LE CHOIX DE NE PAS FAIRE

"Avant l’avènement du monde industriel, le changement technique n’était pas considéré comme un facteur essentiel de changement social. De nombreuses sociétés ont ainsi choisi de « ne pas faire » et de conditionner l’utilisation des techniques à des fins morales, religieuses ou culturelles plutôt que de penser la technique uniquement dans le langage du progrès et de l’accroissement de puissance
Ainsi, les populations de l’Amérique précolombienne connaissaient la roue mais refusèrent de l’utiliser dans un but utilitaire ; les Indiens des grandes plaines d’Amérique du Nord adoptèrent le cheval mais en le débarrassant de tout ce qui le rendait efficace aux yeux des Européens (selle et étriers). L’efficacité technique ne va en effet pas de soi, il s’agit d’une notion relative étroitement liée à un ensemble de croyances et aux contextes socioculturels dans lesquels s’inscrit l’objet technique.
D’ailleurs, les sociétés extra-européennes, dites « primitives », n’ont cessé de faire preuve d’une grande inventivité technique pour s’adapter à leur environnement, et mettre en place des systèmes productifs ajustés aux contraintes de leurs milieux et adaptées à une économie de subsistance visant à satisfaire leurs besoins. Pour autant, elles témoignent généralement d’un grand désintérêt pour le machinisme. Leur économie de subsistance préindustrielle et précapitaliste n’était pas le résultat d’un défaut ou d’un manque, mais au contraire, comme l’écrivait Pierre Clastres, "le refus d’un excès inutile, la volonté d’accorder l’activité productive à la satisfaction des besoins », et rien de plus". (...) 
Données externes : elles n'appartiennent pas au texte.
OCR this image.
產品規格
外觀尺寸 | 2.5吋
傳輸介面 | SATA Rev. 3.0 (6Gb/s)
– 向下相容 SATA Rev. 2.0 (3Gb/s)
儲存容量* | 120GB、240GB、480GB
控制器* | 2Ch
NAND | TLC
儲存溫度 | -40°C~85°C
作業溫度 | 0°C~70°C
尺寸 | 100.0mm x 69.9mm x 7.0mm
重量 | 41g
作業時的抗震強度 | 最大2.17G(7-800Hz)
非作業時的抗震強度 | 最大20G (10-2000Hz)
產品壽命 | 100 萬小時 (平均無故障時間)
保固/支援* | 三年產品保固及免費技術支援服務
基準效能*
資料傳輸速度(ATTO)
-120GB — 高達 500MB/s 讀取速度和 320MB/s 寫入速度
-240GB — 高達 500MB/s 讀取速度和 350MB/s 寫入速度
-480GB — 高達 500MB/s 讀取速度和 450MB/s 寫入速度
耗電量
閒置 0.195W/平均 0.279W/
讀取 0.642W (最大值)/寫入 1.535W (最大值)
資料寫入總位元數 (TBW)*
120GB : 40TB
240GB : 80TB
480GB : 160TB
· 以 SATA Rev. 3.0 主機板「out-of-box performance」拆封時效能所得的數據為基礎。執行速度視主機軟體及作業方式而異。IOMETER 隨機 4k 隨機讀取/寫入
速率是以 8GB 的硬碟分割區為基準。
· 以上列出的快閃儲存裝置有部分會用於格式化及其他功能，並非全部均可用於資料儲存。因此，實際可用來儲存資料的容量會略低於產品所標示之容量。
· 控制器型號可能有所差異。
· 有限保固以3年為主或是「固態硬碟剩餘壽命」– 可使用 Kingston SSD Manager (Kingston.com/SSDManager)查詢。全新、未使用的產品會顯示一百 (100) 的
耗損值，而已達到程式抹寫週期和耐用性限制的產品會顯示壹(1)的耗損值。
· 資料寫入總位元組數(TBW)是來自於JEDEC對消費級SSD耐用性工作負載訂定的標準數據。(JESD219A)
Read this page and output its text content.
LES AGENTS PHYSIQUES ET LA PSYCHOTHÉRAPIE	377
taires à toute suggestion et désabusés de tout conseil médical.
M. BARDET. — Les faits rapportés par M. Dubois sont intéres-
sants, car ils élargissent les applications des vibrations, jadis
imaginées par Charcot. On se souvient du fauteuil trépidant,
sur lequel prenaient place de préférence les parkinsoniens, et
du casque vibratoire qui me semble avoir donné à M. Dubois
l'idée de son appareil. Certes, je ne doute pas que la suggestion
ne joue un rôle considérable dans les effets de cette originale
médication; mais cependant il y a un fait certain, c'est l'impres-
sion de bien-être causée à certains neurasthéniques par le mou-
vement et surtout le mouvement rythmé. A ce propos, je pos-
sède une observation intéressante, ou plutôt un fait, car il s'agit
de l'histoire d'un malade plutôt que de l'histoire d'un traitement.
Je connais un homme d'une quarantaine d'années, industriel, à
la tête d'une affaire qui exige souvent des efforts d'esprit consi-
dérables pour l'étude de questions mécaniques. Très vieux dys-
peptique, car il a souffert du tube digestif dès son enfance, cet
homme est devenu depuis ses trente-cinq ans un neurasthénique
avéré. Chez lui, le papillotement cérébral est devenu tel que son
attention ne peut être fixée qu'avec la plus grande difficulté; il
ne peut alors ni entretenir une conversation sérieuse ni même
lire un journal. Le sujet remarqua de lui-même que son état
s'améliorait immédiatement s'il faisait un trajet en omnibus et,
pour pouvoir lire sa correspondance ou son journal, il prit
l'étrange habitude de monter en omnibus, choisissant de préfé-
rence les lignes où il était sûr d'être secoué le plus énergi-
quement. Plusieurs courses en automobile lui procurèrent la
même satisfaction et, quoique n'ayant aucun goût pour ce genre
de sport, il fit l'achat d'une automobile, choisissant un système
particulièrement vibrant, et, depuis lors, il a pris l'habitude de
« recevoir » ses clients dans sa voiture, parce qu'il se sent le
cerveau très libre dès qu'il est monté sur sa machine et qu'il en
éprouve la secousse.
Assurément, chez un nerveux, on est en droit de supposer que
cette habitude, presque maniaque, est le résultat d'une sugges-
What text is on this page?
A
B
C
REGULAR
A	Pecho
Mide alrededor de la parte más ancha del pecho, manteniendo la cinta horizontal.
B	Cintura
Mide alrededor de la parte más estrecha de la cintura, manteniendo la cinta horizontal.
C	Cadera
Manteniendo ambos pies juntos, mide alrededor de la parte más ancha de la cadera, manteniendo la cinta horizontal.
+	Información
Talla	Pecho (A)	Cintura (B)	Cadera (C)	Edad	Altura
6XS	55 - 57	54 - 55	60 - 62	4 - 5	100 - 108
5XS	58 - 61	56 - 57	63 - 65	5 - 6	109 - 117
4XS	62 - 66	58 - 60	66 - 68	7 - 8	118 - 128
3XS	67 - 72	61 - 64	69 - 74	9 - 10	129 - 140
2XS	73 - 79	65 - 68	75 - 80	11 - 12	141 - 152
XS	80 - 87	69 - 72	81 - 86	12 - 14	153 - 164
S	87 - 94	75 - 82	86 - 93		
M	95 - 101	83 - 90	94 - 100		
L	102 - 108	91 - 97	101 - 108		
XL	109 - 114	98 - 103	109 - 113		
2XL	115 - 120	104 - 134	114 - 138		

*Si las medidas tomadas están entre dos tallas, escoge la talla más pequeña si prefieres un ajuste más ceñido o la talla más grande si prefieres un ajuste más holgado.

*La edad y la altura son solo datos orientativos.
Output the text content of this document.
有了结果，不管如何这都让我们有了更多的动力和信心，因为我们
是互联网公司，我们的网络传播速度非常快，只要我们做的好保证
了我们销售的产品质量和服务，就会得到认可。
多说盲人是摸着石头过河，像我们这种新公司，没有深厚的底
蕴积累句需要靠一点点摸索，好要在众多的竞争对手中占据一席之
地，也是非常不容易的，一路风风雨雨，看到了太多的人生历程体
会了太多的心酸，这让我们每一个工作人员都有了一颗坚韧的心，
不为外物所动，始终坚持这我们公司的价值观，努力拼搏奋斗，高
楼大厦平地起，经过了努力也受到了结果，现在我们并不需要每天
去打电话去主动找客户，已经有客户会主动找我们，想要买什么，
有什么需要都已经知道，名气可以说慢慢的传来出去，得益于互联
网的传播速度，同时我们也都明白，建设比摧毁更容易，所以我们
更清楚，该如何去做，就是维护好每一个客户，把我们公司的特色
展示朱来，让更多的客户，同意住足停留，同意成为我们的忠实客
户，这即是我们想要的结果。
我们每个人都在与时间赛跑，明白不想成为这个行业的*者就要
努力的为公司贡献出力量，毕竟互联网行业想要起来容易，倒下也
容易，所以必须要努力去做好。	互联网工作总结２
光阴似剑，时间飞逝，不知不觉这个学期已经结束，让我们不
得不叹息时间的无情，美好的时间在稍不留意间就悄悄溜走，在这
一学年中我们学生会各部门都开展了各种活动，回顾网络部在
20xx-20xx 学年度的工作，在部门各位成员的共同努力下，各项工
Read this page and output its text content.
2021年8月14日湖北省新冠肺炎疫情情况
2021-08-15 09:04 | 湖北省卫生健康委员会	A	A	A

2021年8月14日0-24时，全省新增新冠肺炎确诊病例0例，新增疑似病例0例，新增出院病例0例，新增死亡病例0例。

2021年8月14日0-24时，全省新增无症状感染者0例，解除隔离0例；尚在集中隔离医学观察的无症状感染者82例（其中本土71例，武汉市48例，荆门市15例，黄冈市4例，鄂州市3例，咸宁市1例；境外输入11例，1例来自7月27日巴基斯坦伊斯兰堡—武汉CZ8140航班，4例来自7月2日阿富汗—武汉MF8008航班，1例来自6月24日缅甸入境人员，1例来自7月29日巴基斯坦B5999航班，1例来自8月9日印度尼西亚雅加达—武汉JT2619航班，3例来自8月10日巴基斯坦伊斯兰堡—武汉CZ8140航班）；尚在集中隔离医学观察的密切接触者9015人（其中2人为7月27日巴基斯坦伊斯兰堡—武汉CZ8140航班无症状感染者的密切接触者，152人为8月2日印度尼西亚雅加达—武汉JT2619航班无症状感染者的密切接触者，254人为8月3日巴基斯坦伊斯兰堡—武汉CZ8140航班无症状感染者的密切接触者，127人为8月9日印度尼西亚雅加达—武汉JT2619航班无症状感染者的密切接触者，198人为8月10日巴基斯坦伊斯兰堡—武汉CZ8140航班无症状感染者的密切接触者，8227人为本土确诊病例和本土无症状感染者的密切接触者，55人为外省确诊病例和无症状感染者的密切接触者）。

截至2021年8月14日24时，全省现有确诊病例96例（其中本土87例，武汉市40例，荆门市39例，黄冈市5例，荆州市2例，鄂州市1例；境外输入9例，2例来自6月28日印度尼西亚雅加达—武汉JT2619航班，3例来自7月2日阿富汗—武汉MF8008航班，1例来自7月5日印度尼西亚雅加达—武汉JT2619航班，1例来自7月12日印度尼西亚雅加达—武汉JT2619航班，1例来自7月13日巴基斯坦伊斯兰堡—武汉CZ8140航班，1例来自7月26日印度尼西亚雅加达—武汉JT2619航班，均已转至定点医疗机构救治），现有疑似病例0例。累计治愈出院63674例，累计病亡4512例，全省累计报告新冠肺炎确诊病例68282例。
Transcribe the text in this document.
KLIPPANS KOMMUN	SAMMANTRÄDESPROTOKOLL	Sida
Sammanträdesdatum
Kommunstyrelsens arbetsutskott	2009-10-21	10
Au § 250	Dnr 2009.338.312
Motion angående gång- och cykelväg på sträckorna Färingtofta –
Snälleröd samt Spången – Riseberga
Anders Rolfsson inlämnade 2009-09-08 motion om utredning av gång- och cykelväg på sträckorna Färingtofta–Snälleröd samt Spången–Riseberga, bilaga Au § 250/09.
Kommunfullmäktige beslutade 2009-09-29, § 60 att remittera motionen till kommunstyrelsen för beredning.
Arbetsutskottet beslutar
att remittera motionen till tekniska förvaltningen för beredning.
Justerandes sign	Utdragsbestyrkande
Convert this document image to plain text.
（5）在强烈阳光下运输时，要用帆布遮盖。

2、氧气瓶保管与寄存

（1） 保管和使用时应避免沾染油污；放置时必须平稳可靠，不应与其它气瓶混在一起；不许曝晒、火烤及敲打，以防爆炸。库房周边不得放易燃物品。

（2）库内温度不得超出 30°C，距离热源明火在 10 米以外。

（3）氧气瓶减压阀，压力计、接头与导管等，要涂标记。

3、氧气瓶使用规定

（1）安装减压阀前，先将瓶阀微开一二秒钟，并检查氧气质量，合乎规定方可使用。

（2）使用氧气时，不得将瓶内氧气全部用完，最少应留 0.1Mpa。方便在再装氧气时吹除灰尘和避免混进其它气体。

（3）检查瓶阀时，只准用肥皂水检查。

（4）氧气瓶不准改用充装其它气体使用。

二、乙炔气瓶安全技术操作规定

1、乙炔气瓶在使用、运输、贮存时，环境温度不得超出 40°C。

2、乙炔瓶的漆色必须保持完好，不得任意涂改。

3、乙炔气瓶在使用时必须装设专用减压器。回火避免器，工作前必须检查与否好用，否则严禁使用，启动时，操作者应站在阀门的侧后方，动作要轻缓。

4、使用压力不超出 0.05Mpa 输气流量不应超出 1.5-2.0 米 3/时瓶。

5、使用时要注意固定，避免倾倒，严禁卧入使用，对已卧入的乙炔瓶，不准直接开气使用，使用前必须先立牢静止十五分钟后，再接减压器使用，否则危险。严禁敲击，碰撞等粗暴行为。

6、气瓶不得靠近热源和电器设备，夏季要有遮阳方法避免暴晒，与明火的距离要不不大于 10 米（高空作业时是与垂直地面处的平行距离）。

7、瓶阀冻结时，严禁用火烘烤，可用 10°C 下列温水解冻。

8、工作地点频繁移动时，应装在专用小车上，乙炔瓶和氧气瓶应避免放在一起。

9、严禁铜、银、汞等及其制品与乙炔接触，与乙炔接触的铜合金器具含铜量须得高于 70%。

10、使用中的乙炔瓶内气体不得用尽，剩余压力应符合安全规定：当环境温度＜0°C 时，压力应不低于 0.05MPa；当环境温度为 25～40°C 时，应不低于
Pour prolonger la réflexion esquissée dans les trois précédents posts sur la façon dont les peuples dits premiers peuvent nous aider à penser demain ( et ), je voulais vous proposer ces quelques lignes extraites du passionnant "Techno-critiques - du refus des machines à la contestation des technosciences" de François Jarrige

Ca peut nous aider à réfléchir sur les points de repères et les références que nous allons utiliser en matière de prospective et d'innovation à l'aune des défis sociaux et écologiques que nous allons devoir relever dans les années à venir.